La Fédération du Mali, formée par le Sénégal et le Soudan français, entre dans sa phase terminale le 19 août 1960, sur fond de profondes divergences entre les dirigeants des deux composantes, prélude à la rupture définitive intervenue le lendemain.
À peine deux mois après l’accession de la Fédération du Mali à l’indépendance, les désaccords entre les responsables sénégalais et soudanais se cristallisent autour du fonctionnement des institutions fédérales et du contrôle des forces de sécurité.
Le 19 août 1960, la confrontation politique s’intensifie à Dakar.
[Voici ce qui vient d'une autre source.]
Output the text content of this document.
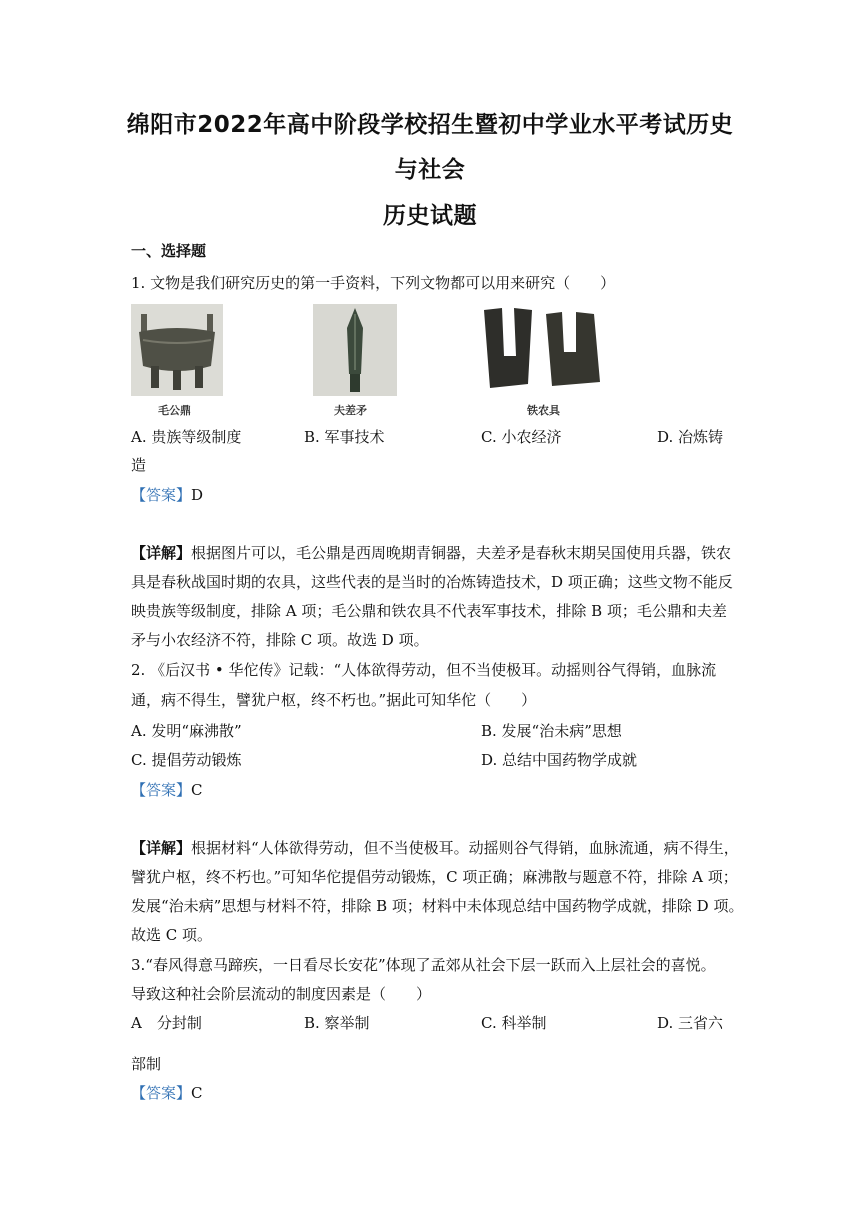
绵阳市2022年高中阶段学校招生暨初中学业水平考试历史
与社会
历史试题
一、选择题
1. 文物是我们研究历史的第一手资料，下列文物都可以用来研究（　　）
毛公鼎	夫差矛	铁农具
A. 贵族等级制度	B. 军事技术	C. 小农经济	D. 冶炼铸
造
【答案】D
【详解】根据图片可以，毛公鼎是西周晚期青铜器，夫差矛是春秋末期吴国使用兵器，铁农
具是春秋战国时期的农具，这些代表的是当时的冶炼铸造技术，D 项正确；这些文物不能反
映贵族等级制度，排除 A 项；毛公鼎和铁农具不代表军事技术，排除 B 项；毛公鼎和夫差
矛与小农经济不符，排除 C 项。故选 D 项。
2. 《后汉书 • 华佗传》记载：“人体欲得劳动，但不当使极耳。动摇则谷气得销，血脉流
通，病不得生，譬犹户枢，终不朽也。”据此可知华佗（　　）
A. 发明“麻沸散”	B. 发展“治未病”思想
C. 提倡劳动锻炼	D. 总结中国药物学成就
【答案】C
【详解】根据材料“人体欲得劳动，但不当使极耳。动摇则谷气得销，血脉流通，病不得生，
譬犹户枢，终不朽也。”可知华佗提倡劳动锻炼，C 项正确；麻沸散与题意不符，排除 A 项；
发展“治未病”思想与材料不符，排除 B 项；材料中未体现总结中国药物学成就，排除 D 项。
故选 C 项。
3.“春风得意马蹄疾，一日看尽长安花”体现了孟郊从社会下层一跃而入上层社会的喜悦。
导致这种社会阶层流动的制度因素是（　　）
A　分封制	B. 察举制	C. 科举制	D. 三省六
部制
【答案】C
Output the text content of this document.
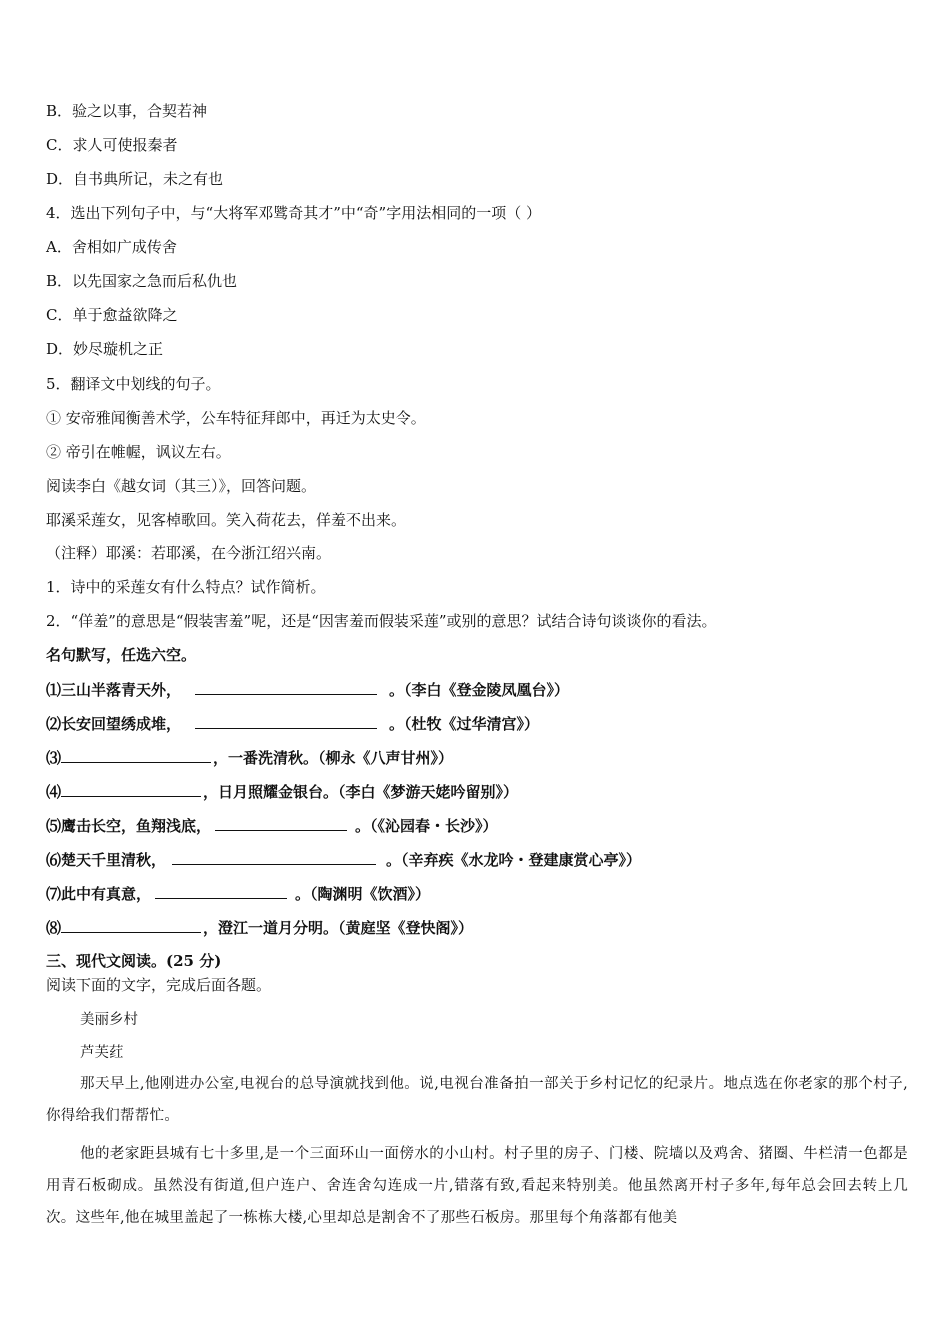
B．验之以事，合契若神
C．求人可使报秦者
D．自书典所记，未之有也
4．选出下列句子中，与“大将军邓骘奇其才”中“奇”字用法相同的一项（ ）
A．舍相如广成传舍
B．以先国家之急而后私仇也
C．单于愈益欲降之
D．妙尽璇机之正
5．翻译文中划线的句子。
① 安帝雅闻衡善术学，公车特征拜郎中，再迁为太史令。
② 帝引在帷幄，讽议左右。
阅读李白《越女词（其三）》，回答问题。
耶溪采莲女，见客棹歌回。笑入荷花去，佯羞不出来。
（注释）耶溪：若耶溪，在今浙江绍兴南。
1．诗中的采莲女有什么特点？试作简析。
2．“佯羞”的意思是“假装害羞”呢，还是“因害羞而假装采莲”或别的意思？试结合诗句谈谈你的看法。
名句默写，任选六空。
⑴三山半落青天外，	。（李白《登金陵凤凰台》）
⑵长安回望绣成堆，	。（杜牧《过华清宫》）
⑶	，一番洗清秋。（柳永《八声甘州》）
⑷	，日月照耀金银台。（李白《梦游天姥吟留别》）
⑸鹰击长空，鱼翔浅底，	。（《沁园春・长沙》）
⑹楚天千里清秋，	。（辛弃疾《水龙吟・登建康赏心亭》）
⑺此中有真意，	。（陶渊明《饮酒》）
⑻	，澄江一道月分明。（黄庭坚《登快阁》）
三、现代文阅读。(25 分)
阅读下面的文字，完成后面各题。
美丽乡村
芦芙荭
那天早上,他刚进办公室,电视台的总导演就找到他。说,电视台准备拍一部关于乡村记忆的纪录片。地点选在你老家的那个村子,你得给我们帮帮忙。
他的老家距县城有七十多里,是一个三面环山一面傍水的小山村。村子里的房子、门楼、院墙以及鸡舍、猪圈、牛栏清一色都是用青石板砌成。虽然没有街道,但户连户、舍连舍勾连成一片,错落有致,看起来特别美。他虽然离开村子多年,每年总会回去转上几次。这些年,他在城里盖起了一栋栋大楼,心里却总是割舍不了那些石板房。那里每个角落都有他美
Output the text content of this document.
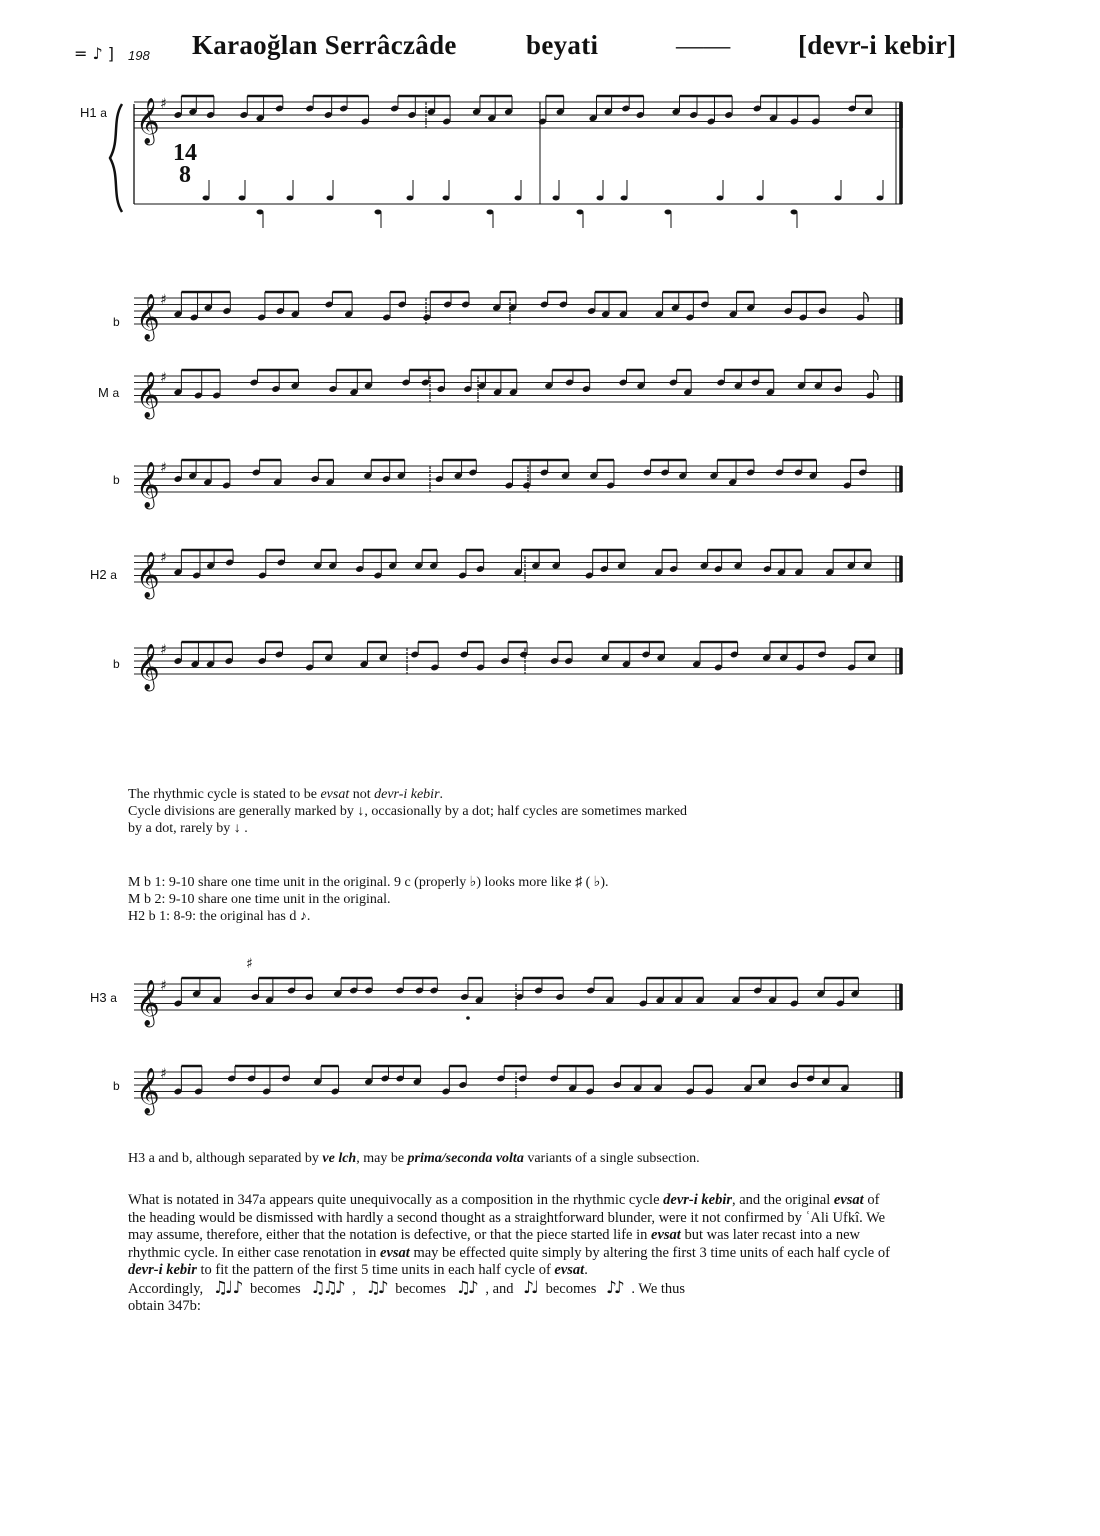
= ♪ ] 198 Karaoğlan Serrâczâde	beyati	—— [devr-i kebir]
H1 a
b
M a
b
H2 a
b
H3 a
b
14
8
𝄞 ♯
𝄞 ♯
𝄞 ♯
𝄞 ♯
𝄞 ♯
𝄞 ♯
𝄞 ♯
𝄞 ♯
♯
The rhythmic cycle is stated to be evsat not devr-i kebir.
Cycle divisions are generally marked by ↓, occasionally by a dot; half cycles are sometimes marked
by a dot, rarely by ↓ .
M b 1: 9-10 share one time unit in the original. 9 c (properly ♭) looks more like ♯ ( ♭).
M b 2: 9-10 share one time unit in the original.
H2 b 1: 8-9: the original has d ♪.
H3 a and b, although separated by ve lch, may be prima/seconda volta variants of a single subsection.

What is notated in 347a appears quite unequivocally as a composition in the rhythmic cycle devr-i kebir, and the original evsat of the heading would be dismissed with hardly a second thought as a straightforward blunder, were it not confirmed by ʿAli Ufkî. We may assume, therefore, either that the notation is defective, or that the piece started life in evsat but was later recast into a new rhythmic cycle. In either case renotation in evsat may be effected quite simply by altering the first 3 time units of each half cycle of devr-i kebir to fit the pattern of the first 5 time units in each half cycle of evsat.

Accordingly, ♫♩ ♪ becomes ♫♫♪ , ♫♪ becomes ♫♪ , and ♪♩ becomes ♪♪ . We thus

obtain 347b:
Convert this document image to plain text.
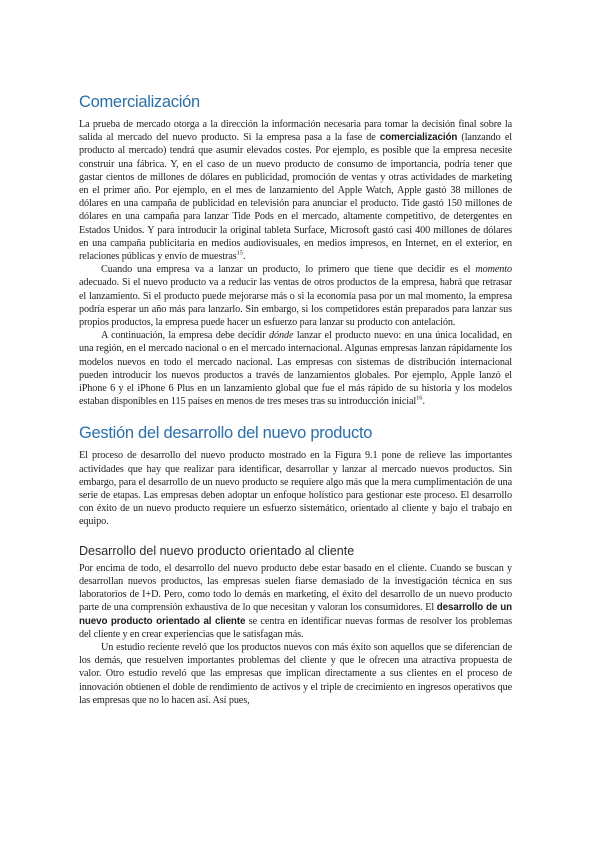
Comercialización

La prueba de mercado otorga a la dirección la información necesaria para tomar la decisión final sobre la salida al mercado del nuevo producto. Si la empresa pasa a la fase de comercialización (lanzando el producto al mercado) tendrá que asumir elevados costes. Por ejemplo, es posible que la empresa necesite construir una fábrica. Y, en el caso de un nuevo producto de consumo de importancia, podría tener que gastar cientos de millones de dólares en publicidad, promoción de ventas y otras actividades de marketing en el primer año. Por ejemplo, en el mes de lanzamiento del Apple Watch, Apple gastó 38 millones de dólares en una campaña de publicidad en televisión para anunciar el producto. Tide gastó 150 millones de dólares en una campaña para lanzar Tide Pods en el mercado, altamente competitivo, de detergentes en Estados Unidos. Y para introducir la original tableta Surface, Microsoft gastó casi 400 millones de dólares en una campaña publicitaria en medios audiovisuales, en medios impresos, en Internet, en el exterior, en relaciones públicas y envío de muestras$^{15}$.

Cuando una empresa va a lanzar un producto, lo primero que tiene que decidir es el momento adecuado. Si el nuevo producto va a reducir las ventas de otros productos de la empresa, habrá que retrasar el lanzamiento. Si el producto puede mejorarse más o si la economía pasa por un mal momento, la empresa podría esperar un año más para lanzarlo. Sin embargo, si los competidores están preparados para lanzar sus propios productos, la empresa puede hacer un esfuerzo para lanzar su producto con antelación.

A continuación, la empresa debe decidir dónde lanzar el producto nuevo: en una única localidad, en una región, en el mercado nacional o en el mercado internacional. Algunas empresas lanzan rápidamente los modelos nuevos en todo el mercado nacional. Las empresas con sistemas de distribución internacional pueden introducir los nuevos productos a través de lanzamientos globales. Por ejemplo, Apple lanzó el iPhone 6 y el iPhone 6 Plus en un lanzamiento global que fue el más rápido de su historia y los modelos estaban disponibles en 115 países en menos de tres meses tras su introducción inicial$^{16}$.

Gestión del desarrollo del nuevo producto

El proceso de desarrollo del nuevo producto mostrado en la Figura 9.1 pone de relieve las importantes actividades que hay que realizar para identificar, desarrollar y lanzar al mercado nuevos productos. Sin embargo, para el desarrollo de un nuevo producto se requiere algo más que la mera cumplimentación de una serie de etapas. Las empresas deben adoptar un enfoque holístico para gestionar este proceso. El desarrollo con éxito de un nuevo producto requiere un esfuerzo sistemático, orientado al cliente y bajo el trabajo en equipo.

Desarrollo del nuevo producto orientado al cliente

Por encima de todo, el desarrollo del nuevo producto debe estar basado en el cliente. Cuando se buscan y desarrollan nuevos productos, las empresas suelen fiarse demasiado de la investigación técnica en sus laboratorios de I+D. Pero, como todo lo demás en marketing, el éxito del desarrollo de un nuevo producto parte de una comprensión exhaustiva de lo que necesitan y valoran los consumidores. El desarrollo de un nuevo producto orientado al cliente se centra en identificar nuevas formas de resolver los problemas del cliente y en crear experiencias que le satisfagan más.

Un estudio reciente reveló que los productos nuevos con más éxito son aquellos que se diferencian de los demás, que resuelven importantes problemas del cliente y que le ofrecen una atractiva propuesta de valor. Otro estudio reveló que las empresas que implican directamente a sus clientes en el proceso de innovación obtienen el doble de rendimiento de activos y el triple de crecimiento en ingresos operativos que las empresas que no lo hacen así. Así pues,
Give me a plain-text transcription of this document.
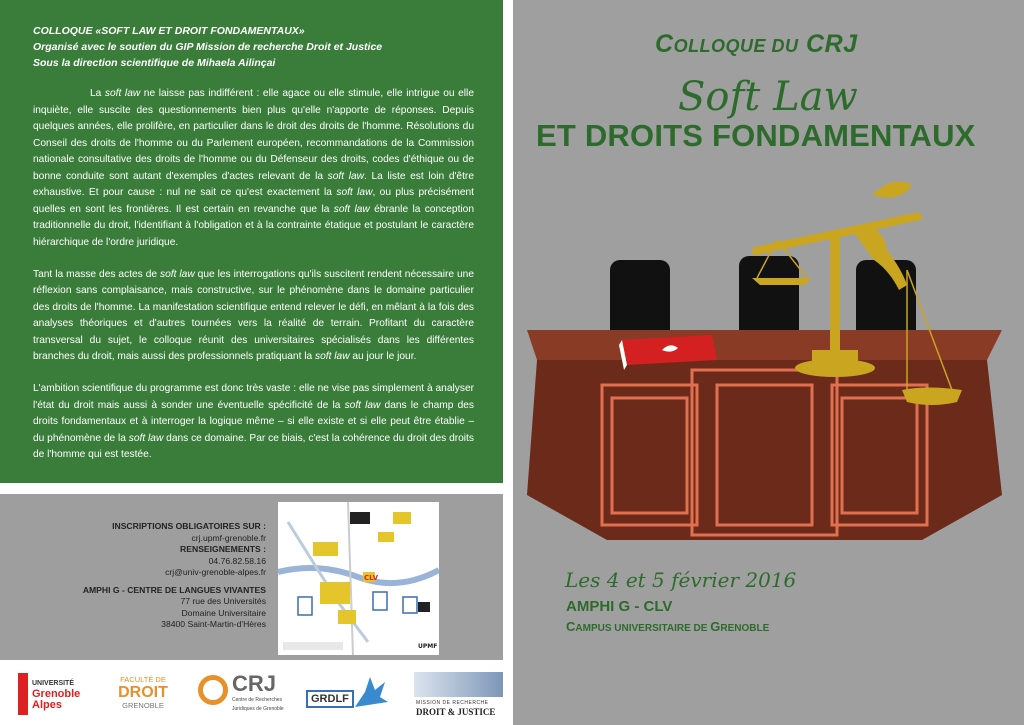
COLLOQUE «SOFT LAW ET DROIT FONDAMENTAUX»
Organisé avec le soutien du GIP Mission de recherche Droit et Justice
Sous la direction scientifique de Mihaela Ailinçai

La soft law ne laisse pas indifférent : elle agace ou elle stimule, elle intrigue ou elle inquiète, elle suscite des questionnements bien plus qu'elle n'apporte de réponses. Depuis quelques années, elle prolifère, en particulier dans le droit des droits de l'homme. Résolutions du Conseil des droits de l'homme ou du Parlement européen, recommandations de la Commission nationale consultative des droits de l'homme ou du Défenseur des droits, codes d'éthique ou de bonne conduite sont autant d'exemples d'actes relevant de la soft law. La liste est loin d'être exhaustive. Et pour cause : nul ne sait ce qu'est exactement la soft law, ou plus précisément quelles en sont les frontières. Il est certain en revanche que la soft law ébranle la conception traditionnelle du droit, l'identifiant à l'obligation et à la contrainte étatique et postulant le caractère hiérarchique de l'ordre juridique.

Tant la masse des actes de soft law que les interrogations qu'ils suscitent rendent nécessaire une réflexion sans complaisance, mais constructive, sur le phénomène dans le domaine particulier des droits de l'homme. La manifestation scientifique entend relever le défi, en mêlant à la fois des analyses théoriques et d'autres tournées vers la réalité de terrain. Profitant du caractère transversal du sujet, le colloque réunit des universitaires spécialisés dans les différentes branches du droit, mais aussi des professionnels pratiquant la soft law au jour le jour.

L'ambition scientifique du programme est donc très vaste : elle ne vise pas simplement à analyser l'état du droit mais aussi à sonder une éventuelle spécificité de la soft law dans le champ des droits fondamentaux et à interroger la logique même – si elle existe et si elle peut être établie – du phénomène de la soft law dans ce domaine. Par ce biais, c'est la cohérence du droit des droits de l'homme qui est testée.

INSCRIPTIONS OBLIGATOIRES SUR :
crj.upmf-grenoble.fr
RENSEIGNEMENTS :
04.76.82.58.16
crj@univ-grenoble-alpes.fr
AMPHI G - CENTRE DE LANGUES VIVANTES
77 rue des Universités
Domaine Universitaire
38400 Saint-Martin-d'Hères
CLV
UPMF
UNIVERSITÉ
Grenoble
Alpes
FACULTÉ DE
DROIT
GRENOBLE
CRJ
Centre de Recherches
Juridiques de Grenoble
GRDLF	MISSION DE RECHERCHE
DROIT & JUSTICE
COLLOQUE DU CRJ
Soft Law
ET DROITS FONDAMENTAUX
Les 4 et 5 février 2016
AMPHI G - CLV
CAMPUS UNIVERSITAIRE DE GRENOBLE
Le gouvernement fédéral dirigé par Modibo Keïta prend des mesures d’exception alors que les relations avec les autorités sénégalaises, notamment autour de Léopold Sédar Senghor et Mamadou Dia, se détériorent rapidement.
Dans la nuit du 19 au 20 août, les forces sénégalaises prennent le contrôle de plusieurs points stratégiques de Dakar. Les responsables soudanais présents dans la capitale sont arrêtés ou placés sous contrôle, tandis que les institutions fédérales cessent de fonctionner normalement.
La crise débouche, le 20 août 1960, sur le retrait du Sénégal de la Fédération du Mali et la proclamation de son indépendance. Cette décision met fin à l’expérience fédérale née en 1959 entre les deux territoires.
Le Soudan français poursuit alors sa propre trajectoire politique sous la direction de Modibo Keïta. Le 22 septembre 1960, il proclame son indépendance et adopte officiellement le nom de République du Mali.
L’éclatement de la Fédération du Mali constitue ainsi l’un des premiers grands épisodes de la recomposition politique de l’Afrique de l’Ouest au lendemain des indépendances. La séquence des 19 et 20 août 1960 marque la séparation définitive de deux États appelés à suivre des trajectoires politiques distinctes.